Tapan Noi or Baan Tapan Noi attracted lots of people, including many loyal customers who came back year after year. The bungalows on the rocks were simple wooden structures. The ones at the back didn’t have a bathroom. None had air-con. Instead they had a lot of character. The bungalow on the headline point was a gem – with lots of pointed plants outside and access to two beaches. Another bungalow had a bedroom and an entrance area big enough to install a basic kitchen. There were also a couple of bigger bungalows directly on the sand that were highly coveted and usually only let by the month.

The people running Tapan Noi are a friendly bunch. They got to know their long-stay customers and were always ready for a joke and a smile.

The northern end of the beach was ideal – it was free of the nasty early morning drone coming from the Jungle Bar and Hideaway Bar. Instead there was the relaxed I Sea Bar for a drink. Until 2011 there was the excellent Krua Tapan restaurant to enjoy authentic Thai food as well as the Tapan Noi restaurant.
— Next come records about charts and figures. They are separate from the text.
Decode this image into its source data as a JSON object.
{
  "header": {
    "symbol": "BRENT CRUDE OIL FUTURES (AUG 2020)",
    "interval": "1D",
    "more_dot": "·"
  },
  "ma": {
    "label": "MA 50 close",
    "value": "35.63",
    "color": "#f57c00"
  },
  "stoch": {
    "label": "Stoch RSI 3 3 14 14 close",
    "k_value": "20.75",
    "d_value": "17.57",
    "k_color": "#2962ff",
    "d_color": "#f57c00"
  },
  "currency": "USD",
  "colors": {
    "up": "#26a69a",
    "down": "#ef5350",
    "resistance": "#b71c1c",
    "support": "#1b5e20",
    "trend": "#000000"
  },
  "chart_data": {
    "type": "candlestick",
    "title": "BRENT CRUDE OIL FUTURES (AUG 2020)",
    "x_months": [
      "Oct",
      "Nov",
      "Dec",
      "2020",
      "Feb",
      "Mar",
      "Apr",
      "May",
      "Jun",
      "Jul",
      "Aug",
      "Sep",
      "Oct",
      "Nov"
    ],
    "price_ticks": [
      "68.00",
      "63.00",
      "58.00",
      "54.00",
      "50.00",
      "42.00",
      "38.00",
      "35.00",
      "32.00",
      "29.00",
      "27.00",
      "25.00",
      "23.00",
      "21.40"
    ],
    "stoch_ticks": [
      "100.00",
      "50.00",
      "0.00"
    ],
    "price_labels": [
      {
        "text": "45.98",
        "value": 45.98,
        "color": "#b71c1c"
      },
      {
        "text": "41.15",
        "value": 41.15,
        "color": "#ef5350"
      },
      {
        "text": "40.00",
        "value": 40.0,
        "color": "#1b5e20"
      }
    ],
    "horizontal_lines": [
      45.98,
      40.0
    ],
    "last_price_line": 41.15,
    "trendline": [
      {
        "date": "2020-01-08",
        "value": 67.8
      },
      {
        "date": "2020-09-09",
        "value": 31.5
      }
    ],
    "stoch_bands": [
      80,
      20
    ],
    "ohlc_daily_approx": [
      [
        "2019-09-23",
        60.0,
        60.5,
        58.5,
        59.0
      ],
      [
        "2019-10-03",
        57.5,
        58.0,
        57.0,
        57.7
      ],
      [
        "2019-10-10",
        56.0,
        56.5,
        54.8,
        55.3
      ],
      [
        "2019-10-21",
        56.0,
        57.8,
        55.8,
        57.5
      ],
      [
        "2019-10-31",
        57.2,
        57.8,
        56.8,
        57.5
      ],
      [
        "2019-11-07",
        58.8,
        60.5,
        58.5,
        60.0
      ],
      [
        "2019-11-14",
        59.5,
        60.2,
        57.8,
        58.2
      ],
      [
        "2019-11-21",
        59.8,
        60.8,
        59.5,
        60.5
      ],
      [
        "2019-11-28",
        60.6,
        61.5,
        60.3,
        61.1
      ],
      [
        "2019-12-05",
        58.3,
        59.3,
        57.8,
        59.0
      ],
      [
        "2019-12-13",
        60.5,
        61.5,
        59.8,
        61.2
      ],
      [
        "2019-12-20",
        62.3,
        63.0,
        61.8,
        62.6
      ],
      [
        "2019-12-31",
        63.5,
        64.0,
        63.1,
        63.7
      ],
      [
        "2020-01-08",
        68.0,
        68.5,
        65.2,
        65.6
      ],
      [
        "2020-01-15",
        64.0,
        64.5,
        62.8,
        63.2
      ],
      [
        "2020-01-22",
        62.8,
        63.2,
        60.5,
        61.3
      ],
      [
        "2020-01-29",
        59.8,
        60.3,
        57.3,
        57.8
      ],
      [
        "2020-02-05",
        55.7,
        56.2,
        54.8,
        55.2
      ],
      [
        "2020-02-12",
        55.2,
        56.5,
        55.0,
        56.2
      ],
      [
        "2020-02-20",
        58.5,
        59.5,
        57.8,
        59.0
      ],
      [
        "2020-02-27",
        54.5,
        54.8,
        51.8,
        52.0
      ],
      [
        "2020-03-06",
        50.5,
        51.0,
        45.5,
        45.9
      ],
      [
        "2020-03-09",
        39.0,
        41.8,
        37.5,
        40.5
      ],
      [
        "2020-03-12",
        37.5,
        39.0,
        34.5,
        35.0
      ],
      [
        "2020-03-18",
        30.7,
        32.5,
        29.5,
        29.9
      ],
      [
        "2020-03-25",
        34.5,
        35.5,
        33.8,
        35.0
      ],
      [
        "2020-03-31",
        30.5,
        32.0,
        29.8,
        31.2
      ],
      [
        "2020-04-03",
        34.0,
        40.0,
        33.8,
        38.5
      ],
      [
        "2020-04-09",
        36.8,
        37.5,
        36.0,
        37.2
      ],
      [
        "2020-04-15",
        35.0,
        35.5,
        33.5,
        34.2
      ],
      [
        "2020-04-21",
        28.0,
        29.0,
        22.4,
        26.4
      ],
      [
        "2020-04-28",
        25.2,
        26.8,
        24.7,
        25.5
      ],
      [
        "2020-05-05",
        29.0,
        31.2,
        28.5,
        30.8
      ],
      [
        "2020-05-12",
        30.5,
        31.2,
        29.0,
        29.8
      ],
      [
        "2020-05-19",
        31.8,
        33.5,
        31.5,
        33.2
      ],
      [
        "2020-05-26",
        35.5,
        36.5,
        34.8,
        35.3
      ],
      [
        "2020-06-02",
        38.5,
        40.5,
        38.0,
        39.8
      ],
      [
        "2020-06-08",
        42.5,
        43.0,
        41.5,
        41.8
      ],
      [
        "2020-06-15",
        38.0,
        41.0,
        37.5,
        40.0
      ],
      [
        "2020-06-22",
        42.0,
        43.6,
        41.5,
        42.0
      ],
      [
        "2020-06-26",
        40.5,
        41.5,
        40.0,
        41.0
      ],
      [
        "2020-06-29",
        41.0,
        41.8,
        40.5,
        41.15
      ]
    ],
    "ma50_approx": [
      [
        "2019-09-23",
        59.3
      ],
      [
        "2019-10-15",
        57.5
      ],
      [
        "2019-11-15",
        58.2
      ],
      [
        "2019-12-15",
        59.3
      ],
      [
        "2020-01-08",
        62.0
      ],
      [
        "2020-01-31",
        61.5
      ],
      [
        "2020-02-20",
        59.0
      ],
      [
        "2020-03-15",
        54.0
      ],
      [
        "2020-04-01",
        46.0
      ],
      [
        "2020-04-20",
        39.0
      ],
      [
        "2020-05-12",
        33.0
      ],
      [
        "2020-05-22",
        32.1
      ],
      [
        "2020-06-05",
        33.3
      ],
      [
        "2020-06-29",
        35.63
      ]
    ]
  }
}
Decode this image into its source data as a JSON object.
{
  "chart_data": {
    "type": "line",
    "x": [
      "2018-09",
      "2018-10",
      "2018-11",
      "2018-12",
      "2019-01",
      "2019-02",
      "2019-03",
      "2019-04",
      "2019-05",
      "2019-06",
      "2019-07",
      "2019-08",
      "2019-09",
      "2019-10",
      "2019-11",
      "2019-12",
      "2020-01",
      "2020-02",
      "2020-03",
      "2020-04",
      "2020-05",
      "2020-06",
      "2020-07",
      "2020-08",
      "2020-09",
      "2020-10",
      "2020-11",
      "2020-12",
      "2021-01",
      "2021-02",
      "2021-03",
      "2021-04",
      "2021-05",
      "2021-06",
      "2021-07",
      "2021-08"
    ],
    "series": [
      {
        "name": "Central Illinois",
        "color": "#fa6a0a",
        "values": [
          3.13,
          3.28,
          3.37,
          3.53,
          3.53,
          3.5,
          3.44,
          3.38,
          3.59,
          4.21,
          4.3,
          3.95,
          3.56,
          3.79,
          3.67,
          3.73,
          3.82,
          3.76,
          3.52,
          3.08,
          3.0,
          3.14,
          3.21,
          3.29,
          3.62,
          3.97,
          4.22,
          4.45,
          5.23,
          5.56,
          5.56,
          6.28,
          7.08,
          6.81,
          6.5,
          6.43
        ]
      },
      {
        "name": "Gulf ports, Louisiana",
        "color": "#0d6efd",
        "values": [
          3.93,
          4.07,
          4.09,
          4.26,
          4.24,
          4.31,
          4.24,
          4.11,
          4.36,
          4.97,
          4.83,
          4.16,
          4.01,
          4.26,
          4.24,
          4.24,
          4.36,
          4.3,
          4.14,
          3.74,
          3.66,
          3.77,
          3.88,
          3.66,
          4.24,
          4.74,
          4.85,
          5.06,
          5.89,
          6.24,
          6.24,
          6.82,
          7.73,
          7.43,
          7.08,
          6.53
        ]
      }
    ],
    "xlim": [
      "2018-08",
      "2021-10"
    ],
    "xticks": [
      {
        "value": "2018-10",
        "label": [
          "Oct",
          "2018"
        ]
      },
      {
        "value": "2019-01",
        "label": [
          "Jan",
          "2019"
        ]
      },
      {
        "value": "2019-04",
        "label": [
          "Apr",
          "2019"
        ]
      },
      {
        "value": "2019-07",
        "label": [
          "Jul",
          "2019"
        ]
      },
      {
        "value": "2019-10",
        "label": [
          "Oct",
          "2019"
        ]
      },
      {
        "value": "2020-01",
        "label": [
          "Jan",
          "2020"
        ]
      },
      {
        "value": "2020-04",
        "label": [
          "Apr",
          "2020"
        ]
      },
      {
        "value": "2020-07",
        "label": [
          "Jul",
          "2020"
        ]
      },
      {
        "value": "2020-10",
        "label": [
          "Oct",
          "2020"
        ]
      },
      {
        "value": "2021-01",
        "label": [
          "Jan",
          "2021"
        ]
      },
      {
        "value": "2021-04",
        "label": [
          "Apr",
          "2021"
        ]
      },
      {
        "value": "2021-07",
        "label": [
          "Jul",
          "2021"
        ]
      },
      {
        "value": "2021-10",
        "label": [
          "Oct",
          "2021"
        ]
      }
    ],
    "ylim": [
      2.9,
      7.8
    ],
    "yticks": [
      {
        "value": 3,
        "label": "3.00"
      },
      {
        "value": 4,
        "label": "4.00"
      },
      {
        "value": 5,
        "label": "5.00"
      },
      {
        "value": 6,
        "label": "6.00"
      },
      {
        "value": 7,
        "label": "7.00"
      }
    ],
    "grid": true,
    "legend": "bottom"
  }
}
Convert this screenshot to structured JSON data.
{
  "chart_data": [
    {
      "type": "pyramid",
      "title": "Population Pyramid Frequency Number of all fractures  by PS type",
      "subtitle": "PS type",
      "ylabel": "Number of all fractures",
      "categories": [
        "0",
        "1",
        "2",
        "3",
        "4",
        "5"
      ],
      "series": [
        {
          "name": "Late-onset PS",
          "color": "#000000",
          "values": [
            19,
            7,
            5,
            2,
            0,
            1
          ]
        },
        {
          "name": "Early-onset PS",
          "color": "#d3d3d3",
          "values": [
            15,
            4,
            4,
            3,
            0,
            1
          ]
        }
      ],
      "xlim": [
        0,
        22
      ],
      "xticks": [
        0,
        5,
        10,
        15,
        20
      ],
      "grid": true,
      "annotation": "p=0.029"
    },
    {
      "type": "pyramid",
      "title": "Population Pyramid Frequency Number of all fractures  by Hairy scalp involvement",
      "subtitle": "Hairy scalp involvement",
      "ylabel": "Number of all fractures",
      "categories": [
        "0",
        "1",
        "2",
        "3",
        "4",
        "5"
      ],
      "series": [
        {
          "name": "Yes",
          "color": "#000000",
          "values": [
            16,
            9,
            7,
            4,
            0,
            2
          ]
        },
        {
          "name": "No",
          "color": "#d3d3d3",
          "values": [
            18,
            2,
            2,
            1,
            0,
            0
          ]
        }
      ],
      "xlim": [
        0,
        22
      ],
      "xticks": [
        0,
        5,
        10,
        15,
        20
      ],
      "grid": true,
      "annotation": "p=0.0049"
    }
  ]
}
Now that idyllic set up has gone. The Tapan Noi restaurant is still there as is the I Sea Bar but the cheap bungalows – the life blood of that part of the beach – have been taken out of the equation.

At the moment they are just standing there rotting. No doubt in the low season they will be pulled down and will be slowly replaced with air-con bungalows that will make their way onto the Thong Tapan website. It makes business sense I suppose but in terms of culture and pluralism the beach is a poorer place for their closure.